January 20 – The movie adaptation of Orwell’s 1984 was on this morning and I was reminded of what a good idea it was to interrupt the constant flow of repetitive information.  Social media is looking a lot less appetizing today.  Oh, and kudos to the person at Viceland that made the decision to air it on the day of Trump’s inauguration.

January 21 thru 28 –  After weeks of writing with no real goal in mind, I spent these days conceptualizing this blog while editing, reediting, and overthinking the post you are now reading.  Look at me getting stuff done!

January 29 – According to south Florida law, we are allotted one cold day per year. Today was that day. I even had to wear a sweater! I felt like I needed to document this somewhere for posterity’s sake.

January 30 -31 – Edit, edit, edit, rewrite, edit, anxiety attack, edit. I’m actually not looking forward to ending the detox, but I am feeling great about getting back to writing on a fairly regular basis.

Final thoughts – Oh please, as if this is the first of these types of posts you’ve ever read. It’s hardly an original topic.  You know the drill.  I’m glad I did it.  It was, for the most part, a positive experience.  Yada, yada, yada.  In the beginning, I probably spent a comparable amount of time with my nose in my phone as I did before the detox.  I simply replaced Facebook and Instagram with Candy Crush games and BuzzFeed quizzes.

As the number of days in my experiment grew, I began to use my devices less.  It was nice to be out and about and not be focused on what scene would make a good Instagram post. Breakfast with a friend is always better when your mind is flooded with hashbrowns instead of hashtags.  I found myself more often in deeper conversations with people I love. I tended to be less distracted.  I will spare us both the indignity of my saying I was becoming  more present, but you get the gist of it.

I thought that would be the only reward I gained from my detox, but there was another gift that I never saw coming.
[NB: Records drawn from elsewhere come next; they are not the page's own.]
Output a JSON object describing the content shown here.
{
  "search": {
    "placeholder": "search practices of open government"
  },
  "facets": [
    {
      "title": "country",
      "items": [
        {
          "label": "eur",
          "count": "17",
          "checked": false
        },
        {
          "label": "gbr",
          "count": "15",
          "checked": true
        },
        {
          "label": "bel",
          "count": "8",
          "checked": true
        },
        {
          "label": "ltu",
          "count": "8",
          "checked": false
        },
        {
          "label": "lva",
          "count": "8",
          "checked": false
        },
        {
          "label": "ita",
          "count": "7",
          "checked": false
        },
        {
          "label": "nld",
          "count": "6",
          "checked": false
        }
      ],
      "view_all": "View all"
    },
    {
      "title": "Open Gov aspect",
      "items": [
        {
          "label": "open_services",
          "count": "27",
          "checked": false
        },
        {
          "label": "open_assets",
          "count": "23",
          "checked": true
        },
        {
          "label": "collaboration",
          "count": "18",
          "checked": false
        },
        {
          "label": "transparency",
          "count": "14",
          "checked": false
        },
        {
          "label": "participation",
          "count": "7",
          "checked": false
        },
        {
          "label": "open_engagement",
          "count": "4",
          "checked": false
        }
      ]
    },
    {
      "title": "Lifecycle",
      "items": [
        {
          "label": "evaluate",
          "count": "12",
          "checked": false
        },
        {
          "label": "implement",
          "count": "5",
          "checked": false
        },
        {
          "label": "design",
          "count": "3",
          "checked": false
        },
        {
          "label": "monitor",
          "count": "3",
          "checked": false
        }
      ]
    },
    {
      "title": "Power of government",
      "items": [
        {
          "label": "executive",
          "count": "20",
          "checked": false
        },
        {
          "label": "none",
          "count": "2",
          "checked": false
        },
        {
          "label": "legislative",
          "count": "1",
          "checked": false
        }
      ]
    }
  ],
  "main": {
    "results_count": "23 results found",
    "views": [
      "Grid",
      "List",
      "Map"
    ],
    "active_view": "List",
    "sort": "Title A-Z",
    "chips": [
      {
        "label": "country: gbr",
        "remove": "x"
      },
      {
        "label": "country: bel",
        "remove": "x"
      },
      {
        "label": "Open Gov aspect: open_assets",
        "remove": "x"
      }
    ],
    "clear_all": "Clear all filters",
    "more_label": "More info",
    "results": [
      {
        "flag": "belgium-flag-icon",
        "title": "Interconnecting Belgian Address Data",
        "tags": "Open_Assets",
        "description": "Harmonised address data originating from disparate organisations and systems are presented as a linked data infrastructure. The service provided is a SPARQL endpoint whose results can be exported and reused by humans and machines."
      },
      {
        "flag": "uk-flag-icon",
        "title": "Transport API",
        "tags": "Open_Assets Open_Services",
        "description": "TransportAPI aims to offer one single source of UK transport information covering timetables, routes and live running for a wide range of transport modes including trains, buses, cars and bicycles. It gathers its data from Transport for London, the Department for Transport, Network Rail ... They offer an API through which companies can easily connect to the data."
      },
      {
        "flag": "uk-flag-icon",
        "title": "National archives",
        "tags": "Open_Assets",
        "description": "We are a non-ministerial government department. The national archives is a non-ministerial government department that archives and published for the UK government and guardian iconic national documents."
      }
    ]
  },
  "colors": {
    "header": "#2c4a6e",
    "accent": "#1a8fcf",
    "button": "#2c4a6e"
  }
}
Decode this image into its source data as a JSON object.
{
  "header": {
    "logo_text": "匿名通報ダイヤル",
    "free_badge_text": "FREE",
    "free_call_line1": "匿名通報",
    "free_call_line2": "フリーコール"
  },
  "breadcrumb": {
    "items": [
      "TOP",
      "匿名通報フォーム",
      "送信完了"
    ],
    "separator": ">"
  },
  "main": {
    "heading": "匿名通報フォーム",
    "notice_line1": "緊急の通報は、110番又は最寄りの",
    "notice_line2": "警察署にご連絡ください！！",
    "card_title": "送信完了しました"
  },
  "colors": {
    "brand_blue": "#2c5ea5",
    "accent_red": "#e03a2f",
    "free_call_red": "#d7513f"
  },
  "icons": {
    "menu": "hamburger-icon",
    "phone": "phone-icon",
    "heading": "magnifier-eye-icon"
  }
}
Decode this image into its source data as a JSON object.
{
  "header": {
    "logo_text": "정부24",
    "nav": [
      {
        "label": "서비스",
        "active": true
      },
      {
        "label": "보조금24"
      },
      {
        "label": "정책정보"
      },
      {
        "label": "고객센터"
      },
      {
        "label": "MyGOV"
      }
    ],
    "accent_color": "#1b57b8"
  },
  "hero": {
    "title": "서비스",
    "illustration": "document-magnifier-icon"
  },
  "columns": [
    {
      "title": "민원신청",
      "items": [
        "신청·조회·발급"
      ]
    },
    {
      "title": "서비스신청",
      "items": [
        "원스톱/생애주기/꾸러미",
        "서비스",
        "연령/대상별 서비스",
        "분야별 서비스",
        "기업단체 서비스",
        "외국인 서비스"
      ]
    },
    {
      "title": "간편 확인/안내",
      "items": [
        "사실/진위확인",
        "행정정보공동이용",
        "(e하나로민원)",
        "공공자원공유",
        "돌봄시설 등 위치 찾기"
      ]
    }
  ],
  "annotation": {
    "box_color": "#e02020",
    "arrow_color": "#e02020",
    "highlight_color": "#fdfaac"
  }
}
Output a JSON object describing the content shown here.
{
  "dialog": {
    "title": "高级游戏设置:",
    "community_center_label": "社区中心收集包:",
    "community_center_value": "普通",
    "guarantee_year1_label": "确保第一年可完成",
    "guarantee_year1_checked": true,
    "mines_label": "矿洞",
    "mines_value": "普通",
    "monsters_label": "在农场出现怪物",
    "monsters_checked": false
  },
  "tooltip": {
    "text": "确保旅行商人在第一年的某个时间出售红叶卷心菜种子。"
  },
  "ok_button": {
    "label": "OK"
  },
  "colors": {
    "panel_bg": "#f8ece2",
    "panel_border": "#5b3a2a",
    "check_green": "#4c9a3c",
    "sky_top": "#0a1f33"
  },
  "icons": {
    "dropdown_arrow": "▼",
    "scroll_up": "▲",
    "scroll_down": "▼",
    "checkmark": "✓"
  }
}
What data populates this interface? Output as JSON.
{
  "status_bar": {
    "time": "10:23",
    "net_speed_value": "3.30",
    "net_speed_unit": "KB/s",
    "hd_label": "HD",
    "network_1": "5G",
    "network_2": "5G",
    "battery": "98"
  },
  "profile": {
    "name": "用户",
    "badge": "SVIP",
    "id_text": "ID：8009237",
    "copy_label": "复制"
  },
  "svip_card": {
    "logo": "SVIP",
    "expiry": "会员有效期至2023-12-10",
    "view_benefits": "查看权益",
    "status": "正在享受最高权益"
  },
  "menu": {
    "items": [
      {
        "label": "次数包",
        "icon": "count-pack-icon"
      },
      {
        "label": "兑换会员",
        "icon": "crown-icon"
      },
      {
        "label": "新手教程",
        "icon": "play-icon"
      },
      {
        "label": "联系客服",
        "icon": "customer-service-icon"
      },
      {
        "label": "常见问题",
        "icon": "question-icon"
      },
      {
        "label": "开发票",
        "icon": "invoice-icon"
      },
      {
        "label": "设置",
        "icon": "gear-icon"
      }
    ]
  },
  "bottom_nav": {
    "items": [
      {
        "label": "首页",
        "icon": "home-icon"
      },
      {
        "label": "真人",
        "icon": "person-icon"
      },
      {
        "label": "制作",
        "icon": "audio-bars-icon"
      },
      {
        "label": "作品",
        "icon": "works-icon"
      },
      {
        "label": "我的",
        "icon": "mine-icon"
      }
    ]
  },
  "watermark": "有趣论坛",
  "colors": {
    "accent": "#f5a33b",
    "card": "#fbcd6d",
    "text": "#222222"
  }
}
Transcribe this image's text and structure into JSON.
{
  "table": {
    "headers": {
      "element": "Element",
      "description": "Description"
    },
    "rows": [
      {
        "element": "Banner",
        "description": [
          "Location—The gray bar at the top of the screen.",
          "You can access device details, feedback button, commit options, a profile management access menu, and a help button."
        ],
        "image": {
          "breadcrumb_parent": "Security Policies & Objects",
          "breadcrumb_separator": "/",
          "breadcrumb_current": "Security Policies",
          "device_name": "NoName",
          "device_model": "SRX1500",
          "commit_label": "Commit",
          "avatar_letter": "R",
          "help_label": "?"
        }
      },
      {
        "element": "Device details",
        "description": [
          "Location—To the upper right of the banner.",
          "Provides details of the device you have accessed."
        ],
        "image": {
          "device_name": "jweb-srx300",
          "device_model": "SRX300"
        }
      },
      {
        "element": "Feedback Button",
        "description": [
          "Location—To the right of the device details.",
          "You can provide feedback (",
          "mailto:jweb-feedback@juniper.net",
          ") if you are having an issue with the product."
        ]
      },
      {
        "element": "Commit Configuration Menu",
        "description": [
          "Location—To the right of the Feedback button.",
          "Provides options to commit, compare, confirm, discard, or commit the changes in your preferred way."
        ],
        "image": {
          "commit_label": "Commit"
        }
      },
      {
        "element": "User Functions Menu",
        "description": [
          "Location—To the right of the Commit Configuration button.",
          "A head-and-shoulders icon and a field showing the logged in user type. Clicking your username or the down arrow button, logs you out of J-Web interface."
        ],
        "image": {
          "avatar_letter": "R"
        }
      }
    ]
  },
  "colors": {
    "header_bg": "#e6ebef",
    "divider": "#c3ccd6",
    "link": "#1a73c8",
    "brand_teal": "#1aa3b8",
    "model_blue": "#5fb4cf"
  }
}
I discovered what a pleasant experience it is to read a news article about basically any subject, but mostly politics, and not have to decide what I felt about it or not have to hear what others felt about it.  I could ponder it.  I didn’t have to take an immediate stance.  It was astoundingly refreshing.  A reprieve from our almost pathological need to unconsciously express and absorb knee-jerk opinions isn’t even what I thought I wanted, but it turned out to be just what I needed.  Given the current political climate, I’d say humanity may, too.